Setelah dirumuskan grand design, maka
harus dijalankan dengan sungguh-sungguh dengan memperkuat budaya hukum dengan
cara freedom bergandengan dengan rule of law, karena kebebasan seseorang akan
berhenti, manakala harus mengindahkan tatanan hukum (rule of law). Kenyataan
ini harus didukung pula dengan peningkatan pendidikan hukum dalam arti luas,
termasuk diseminasi dan sosialisasi aturan hukum.
7.
Tujuan Politik Hukum
Politik hukum sebagai suatu kebijakan
hukum dan produk hukum yang dibentuk oleh kekuasaan yang berwenang dan diberlakukan
dalam suatu negara atau di dunia Internasional tentunya mempunyai tujuan
tertentu yang ingin dicapai. Dengan demikian, maka setiap politik hukum yang
tertera atau terstruktur dalam suatu sistem hukum tentunya mempunyai tujuan
pula. Sebab tidak ada suatu politik hukum atau kebijakan negara yang dibuat atau
dibentuk tanpa suatu tujuan.
Dengan kata lain setiap politik hukum
apapun bentuknya dan jenisnya tidak mungkin terlepas dari tujuan hukum yang mendasarinya
atau mewadahi pembentukan politik hukum dan disiplin hukum sebagai pohon ilmu
dari politik hukum tersebut. Demi menemukan tujuan hukum yang komprehensif dan
holistik, maka harus ditelusuri atau ditelaah dalam berbagai teori hukum atau filsafat
hukum dan dogmatika hukum. Melalui pengkajian tersebut dapat ditemukan tujuan
hukum yang sebenarnya atau yang paling hakiki.
Sehubungan dengan betapa pentingnya
fungsi hukum dalam mengatur kehidupan manusia dalam masyarakat, maka dikemukakan:
Whithout
law there is no order, and without order men are lost, not knowing where they
go, no knowing what they do; (Tidak ada ketertiban tanpa
hukum, dan tanpa peraturan manusia kehilangan arah, tidak tahu kemana arah
mereka pergi, dan tidak tahu apa yang seharusnya mereka buat).

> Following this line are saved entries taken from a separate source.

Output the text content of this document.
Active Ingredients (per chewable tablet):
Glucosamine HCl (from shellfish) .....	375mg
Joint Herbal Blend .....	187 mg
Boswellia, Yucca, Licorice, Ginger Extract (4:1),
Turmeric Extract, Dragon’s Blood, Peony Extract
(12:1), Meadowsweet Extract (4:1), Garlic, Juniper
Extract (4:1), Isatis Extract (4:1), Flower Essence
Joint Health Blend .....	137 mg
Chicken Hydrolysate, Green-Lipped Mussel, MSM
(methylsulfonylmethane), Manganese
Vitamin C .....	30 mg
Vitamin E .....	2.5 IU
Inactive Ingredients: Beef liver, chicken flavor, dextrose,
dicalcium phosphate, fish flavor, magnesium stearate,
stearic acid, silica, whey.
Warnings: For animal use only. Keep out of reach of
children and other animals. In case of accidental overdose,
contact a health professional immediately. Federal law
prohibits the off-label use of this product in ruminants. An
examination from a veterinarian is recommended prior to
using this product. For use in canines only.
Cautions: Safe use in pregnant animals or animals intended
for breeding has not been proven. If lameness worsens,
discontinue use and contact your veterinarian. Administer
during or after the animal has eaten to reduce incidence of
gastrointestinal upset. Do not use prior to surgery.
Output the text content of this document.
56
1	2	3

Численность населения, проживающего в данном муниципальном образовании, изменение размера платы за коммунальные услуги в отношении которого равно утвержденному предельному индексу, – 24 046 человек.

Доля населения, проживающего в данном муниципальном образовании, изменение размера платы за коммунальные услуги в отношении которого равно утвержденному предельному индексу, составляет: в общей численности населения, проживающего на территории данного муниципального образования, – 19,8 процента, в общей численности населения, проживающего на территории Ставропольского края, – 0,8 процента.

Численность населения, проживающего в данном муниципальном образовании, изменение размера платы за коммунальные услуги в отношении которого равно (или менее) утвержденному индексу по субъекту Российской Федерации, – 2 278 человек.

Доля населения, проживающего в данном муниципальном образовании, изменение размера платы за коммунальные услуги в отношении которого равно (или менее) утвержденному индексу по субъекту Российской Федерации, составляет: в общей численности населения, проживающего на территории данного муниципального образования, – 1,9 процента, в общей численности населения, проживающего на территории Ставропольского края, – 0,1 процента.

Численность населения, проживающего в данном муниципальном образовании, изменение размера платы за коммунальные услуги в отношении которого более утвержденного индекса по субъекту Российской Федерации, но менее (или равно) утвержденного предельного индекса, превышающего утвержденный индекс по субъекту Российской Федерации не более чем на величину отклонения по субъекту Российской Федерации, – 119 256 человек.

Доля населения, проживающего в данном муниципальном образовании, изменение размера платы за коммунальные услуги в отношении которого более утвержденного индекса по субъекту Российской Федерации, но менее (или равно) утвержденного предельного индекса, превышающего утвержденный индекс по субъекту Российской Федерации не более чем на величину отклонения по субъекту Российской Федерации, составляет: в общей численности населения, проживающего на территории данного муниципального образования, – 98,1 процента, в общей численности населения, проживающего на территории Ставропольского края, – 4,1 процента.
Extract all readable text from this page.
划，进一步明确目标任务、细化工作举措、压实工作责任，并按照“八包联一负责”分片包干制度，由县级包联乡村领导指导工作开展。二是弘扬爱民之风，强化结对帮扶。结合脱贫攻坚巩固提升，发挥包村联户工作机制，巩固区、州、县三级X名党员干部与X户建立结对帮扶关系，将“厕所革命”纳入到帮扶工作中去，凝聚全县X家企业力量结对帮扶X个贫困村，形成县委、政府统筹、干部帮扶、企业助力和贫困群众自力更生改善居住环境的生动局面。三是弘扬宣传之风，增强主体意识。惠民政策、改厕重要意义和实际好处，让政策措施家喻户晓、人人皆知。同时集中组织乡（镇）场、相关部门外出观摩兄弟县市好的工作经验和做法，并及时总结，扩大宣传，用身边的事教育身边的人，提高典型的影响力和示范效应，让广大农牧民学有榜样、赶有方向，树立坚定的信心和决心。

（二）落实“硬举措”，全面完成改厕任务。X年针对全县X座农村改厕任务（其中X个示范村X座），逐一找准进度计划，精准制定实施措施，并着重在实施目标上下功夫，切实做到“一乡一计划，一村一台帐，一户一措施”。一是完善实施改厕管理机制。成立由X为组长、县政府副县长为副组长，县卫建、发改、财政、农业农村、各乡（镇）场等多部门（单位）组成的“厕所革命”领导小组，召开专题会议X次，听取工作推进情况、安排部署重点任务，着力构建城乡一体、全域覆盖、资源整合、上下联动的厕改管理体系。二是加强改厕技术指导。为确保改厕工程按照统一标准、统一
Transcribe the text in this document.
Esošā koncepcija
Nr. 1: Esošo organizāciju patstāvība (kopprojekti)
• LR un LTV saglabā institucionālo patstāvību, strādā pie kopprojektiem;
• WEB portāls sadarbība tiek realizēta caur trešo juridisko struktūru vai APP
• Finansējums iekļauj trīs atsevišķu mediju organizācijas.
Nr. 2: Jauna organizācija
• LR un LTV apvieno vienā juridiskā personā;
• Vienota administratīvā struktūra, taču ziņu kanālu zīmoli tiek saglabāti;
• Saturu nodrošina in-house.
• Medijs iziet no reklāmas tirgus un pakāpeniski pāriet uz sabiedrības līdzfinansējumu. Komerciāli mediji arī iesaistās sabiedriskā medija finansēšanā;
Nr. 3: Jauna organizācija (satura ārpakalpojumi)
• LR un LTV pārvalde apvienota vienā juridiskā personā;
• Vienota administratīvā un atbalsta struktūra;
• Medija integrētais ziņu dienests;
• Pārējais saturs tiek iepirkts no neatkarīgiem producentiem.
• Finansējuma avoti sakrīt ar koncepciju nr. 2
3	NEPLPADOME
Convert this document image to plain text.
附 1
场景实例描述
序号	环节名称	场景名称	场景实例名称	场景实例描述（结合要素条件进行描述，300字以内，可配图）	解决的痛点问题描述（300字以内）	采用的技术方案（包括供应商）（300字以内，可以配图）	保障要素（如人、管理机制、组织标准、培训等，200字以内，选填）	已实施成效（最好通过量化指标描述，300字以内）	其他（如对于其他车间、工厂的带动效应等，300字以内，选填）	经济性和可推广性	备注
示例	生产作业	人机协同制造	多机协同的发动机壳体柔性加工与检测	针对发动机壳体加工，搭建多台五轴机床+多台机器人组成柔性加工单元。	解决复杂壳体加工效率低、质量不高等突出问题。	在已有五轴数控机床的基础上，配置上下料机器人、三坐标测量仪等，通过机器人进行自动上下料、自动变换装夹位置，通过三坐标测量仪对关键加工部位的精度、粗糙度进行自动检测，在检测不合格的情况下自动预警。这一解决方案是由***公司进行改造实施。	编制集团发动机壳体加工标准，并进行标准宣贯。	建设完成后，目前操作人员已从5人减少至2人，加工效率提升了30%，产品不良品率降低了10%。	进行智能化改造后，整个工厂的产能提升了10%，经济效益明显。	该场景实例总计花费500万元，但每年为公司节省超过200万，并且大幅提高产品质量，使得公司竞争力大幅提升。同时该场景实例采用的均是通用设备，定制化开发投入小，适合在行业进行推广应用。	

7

Politik hukum sebagai suatu bagian dari
kebijakan negara yang berkenaan dengan hukum atau peraturan perundang-undangan
yang berlaku dalam suatu negara dapat digunakan sebagai payung hukum (legal
umbrella) dari semua kebijakan lembaga pemerintah. Jadi tujuan politik hukum
itu berada dalam hukum itu sendiri.
Sehubungan dengan tujuan politik hukum
di Indonesia dikemukakan bahwa:
Tujuan hukum dalam sistem hukum positif
Indonesia tidak bisa dilepaskan dari aspirasi dan tujuan perjuangan bangsa
sebagaimana tercantum dalam Pembukaan Undang-Undang Dasar 1945 dan sila
Keadilan Sosial yang merupakan bagian penting dari sistem nilai Indonesia.
Demikian pula dalam pandangan bahwa:
Bagi Indonesia yang sedang membangun
politik hukum yang temporer lebih ditujukan kepada pembaruan hukum untuk
mewujudkan suatu sistem hukum nasional dan berbagai aturan hukum yang dapat
memenuhi kebutuhan Indonesia yang merdeka, berdaulat menuju masyarakat yang adil
dan makmur berdasarkan Pancasila dan Undang-Undang Dasar 1945.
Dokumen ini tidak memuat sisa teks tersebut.